Cooke City, Top of the World, and Silver Gate are small towns before you enter the park and they look like a scene out of a western, with log cabins lining the street, taverns with swinging doors - the only giveaway are the neon signs over the bars and lodging houses.

Click images to view enlarged pics

I bought a $25 pass for a week in the park, plus a fishing licence for $20 and headed down into the huge basin that is Yellowstone Park.

I followed the headwaters of the Clark’s Fork for a while, a beautiful small stream in meadowed valleys. Then on to the catchment of Soda Butte Creek (pron. soda bewt). Soda Butte and Clay Butte are massive mountains with heavily eroded steps up layer on layer, serious badland stuff. The Soda Butte creek has good fish, especially cuts.

It joins the Lamar. Now this is a stunning river, a wide rolling valley with this meandering, beautiful, open, gravelly stream.


Bison herds dot the plain and often a lone bull can be seen standing in the snowgrass landscape. Often they choose to use the road to relocate and the buffalo wander in and out across the road. You can almost put your hand out the window to touch them as they wander past.

Slough Creek (pron. Slew) campground said “full” so I drove on to tower falls and booked two nights in the campground. It was safer in the campground than sleeping out on the roadside with the grizzly bears.

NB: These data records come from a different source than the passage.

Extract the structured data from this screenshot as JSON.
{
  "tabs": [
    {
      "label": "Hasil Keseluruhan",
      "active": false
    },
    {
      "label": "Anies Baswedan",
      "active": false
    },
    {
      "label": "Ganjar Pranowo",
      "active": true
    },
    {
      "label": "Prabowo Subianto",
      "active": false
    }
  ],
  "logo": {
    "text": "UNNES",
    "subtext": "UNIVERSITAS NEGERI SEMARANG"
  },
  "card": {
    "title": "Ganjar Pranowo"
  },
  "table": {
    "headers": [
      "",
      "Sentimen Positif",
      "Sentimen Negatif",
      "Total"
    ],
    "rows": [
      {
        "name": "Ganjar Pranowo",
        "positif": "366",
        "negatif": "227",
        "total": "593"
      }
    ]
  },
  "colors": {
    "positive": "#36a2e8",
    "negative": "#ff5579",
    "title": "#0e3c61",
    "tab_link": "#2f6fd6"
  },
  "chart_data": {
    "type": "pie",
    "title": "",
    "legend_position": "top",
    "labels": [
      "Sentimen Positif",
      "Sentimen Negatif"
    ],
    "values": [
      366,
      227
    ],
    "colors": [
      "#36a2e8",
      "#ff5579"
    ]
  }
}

Having set up camp, I returned to Slough Creek. The lower section is preferable to the head of the valley and the camp ground where everyone else goes. I could happily die here. The first big wide flat pool about 400 metres off the road had rising fish. I changed to a dun and watched as a 2lb cut ate my fly. The fishing was like working backwaters to cruising fish, only with no cover.